Many modern digital effects pedals and multi-effects units include a tap tempo capability. By tapping on a button you can adjust the timing of parameters such as delay repeats to match the tempo of the music. If you are using multiple separate effects pedals, the ability to tap a single button to adjust the tempo of all the devices simultaneously is a useful feature. There’s a more complex way to do this if the pedals are MIDI capable. If not, or you just need something simple, you can make a tap tempo switch to work with an Expressionator.
The Mission Expressionator is a device that lets you connect a single expression pedal to multiple expression controlled devices. In this hack we are going to replace the expression pedal with a switch. You’ll need the correct type of tap tempo switch. It works with a normally open momentary switch, but it needs to be wired TRS. The Strymon Tap Favorite would probably work. You can get one from the Strymon Store for $49. A mono TS only tap tempo won’t work for this, it needs to be TRS, so if you don’t have one of these, you’ll need to get one, or you can make your own. You’ll need:
1 x TRS (stereo) 1/4″ Jack such as a Switchcraft 112BX
1 x Momentary SPST switch such as Smallbear 0602A
1 x 1K Ohm 1/4W through hole resistor
An enclosure such as a Hammond 1590LB
Some hook up wire
You can get all the parts from many electronics parts suppliers. Smallbear Electronics keeps them in stock.
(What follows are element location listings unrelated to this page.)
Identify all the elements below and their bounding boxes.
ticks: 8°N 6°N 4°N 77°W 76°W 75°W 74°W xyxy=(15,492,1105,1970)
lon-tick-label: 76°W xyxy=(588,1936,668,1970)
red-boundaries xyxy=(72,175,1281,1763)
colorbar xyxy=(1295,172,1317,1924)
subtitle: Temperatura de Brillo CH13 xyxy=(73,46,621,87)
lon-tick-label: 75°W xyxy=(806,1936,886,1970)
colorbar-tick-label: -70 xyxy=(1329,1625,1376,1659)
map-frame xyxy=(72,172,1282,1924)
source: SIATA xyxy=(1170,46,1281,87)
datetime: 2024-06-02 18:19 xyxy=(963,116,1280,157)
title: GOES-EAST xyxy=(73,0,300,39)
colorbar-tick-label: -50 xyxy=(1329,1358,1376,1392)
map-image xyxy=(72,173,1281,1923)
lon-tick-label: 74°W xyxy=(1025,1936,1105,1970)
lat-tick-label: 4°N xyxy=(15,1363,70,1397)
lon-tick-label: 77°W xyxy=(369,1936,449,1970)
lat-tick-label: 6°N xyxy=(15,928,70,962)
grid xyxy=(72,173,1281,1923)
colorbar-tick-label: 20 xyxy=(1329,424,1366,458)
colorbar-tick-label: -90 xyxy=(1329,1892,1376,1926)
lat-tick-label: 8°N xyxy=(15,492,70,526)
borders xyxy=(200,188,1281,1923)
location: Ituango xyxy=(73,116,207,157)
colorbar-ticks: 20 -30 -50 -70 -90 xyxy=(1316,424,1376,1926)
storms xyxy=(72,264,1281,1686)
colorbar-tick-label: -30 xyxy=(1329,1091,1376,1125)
Basically you are going to connect the two terminals of the switch to the tip and sleeve of the jack, and then bridge the tip and ring of the jack with the 1K Ohm resistor.
Connect the switch using a 1/4″ TRS (stereo) cable to the pedal input on Expressionator. Connect one or more outputs from Expressionator to the external tap tempo input on your pedals. For my test I used a Timeline and a Mobius from Strymon. Check your pedal user manual to for the connections and see if it needs to be configured for tap tempo. In the case of the Strymon pedals, I connected outputs A and B from Expressionator to the EXP inputs on the Timeline and Mobius using TRS cables . I set them both for external tap tempo as follows: GLOBAL – EXP MD – TAP.
Set the Expressionator outputs to raw taper and enable all the channels that you want to send tap tempo to. Tap the switch at least two times. The bar graph LEDs on Expressionator will all toggle on and off with the taps, and your pedals should sync to the tempo. In the case of the Mobius and Timeline, their own tempo LED’s also flash appropriately, and the tempo and can be shown on their LCD displays in BPM or mS.
In my testing, the Mobius and Timeline normally showed within 3 or 4 BPM of each other on their displays, which should be perfectly good enough for most applications. If you really do need more precise synchronization, then you’ll need to use a more complex MIDI based solution if your pedals support it.
The Expressionator tap tempo hack uses an analog tap tempo signal. Each receiving device will have it’s own internal clock reference and likely do some filtering and switch debouncing in software. This may result in the tempos being very slightly out of sync between multiple units and the clocks may drift over time. It probably won’t be noticeable for most applications, but If you really need a greater level of synchronization, then some pedals with MIDI inputs can be set to derive their timing from a single master MIDI clock. If your pedal has MIDI capability check the User Guide to see if this option is available, then choose a single device to generate the master MIDI clock.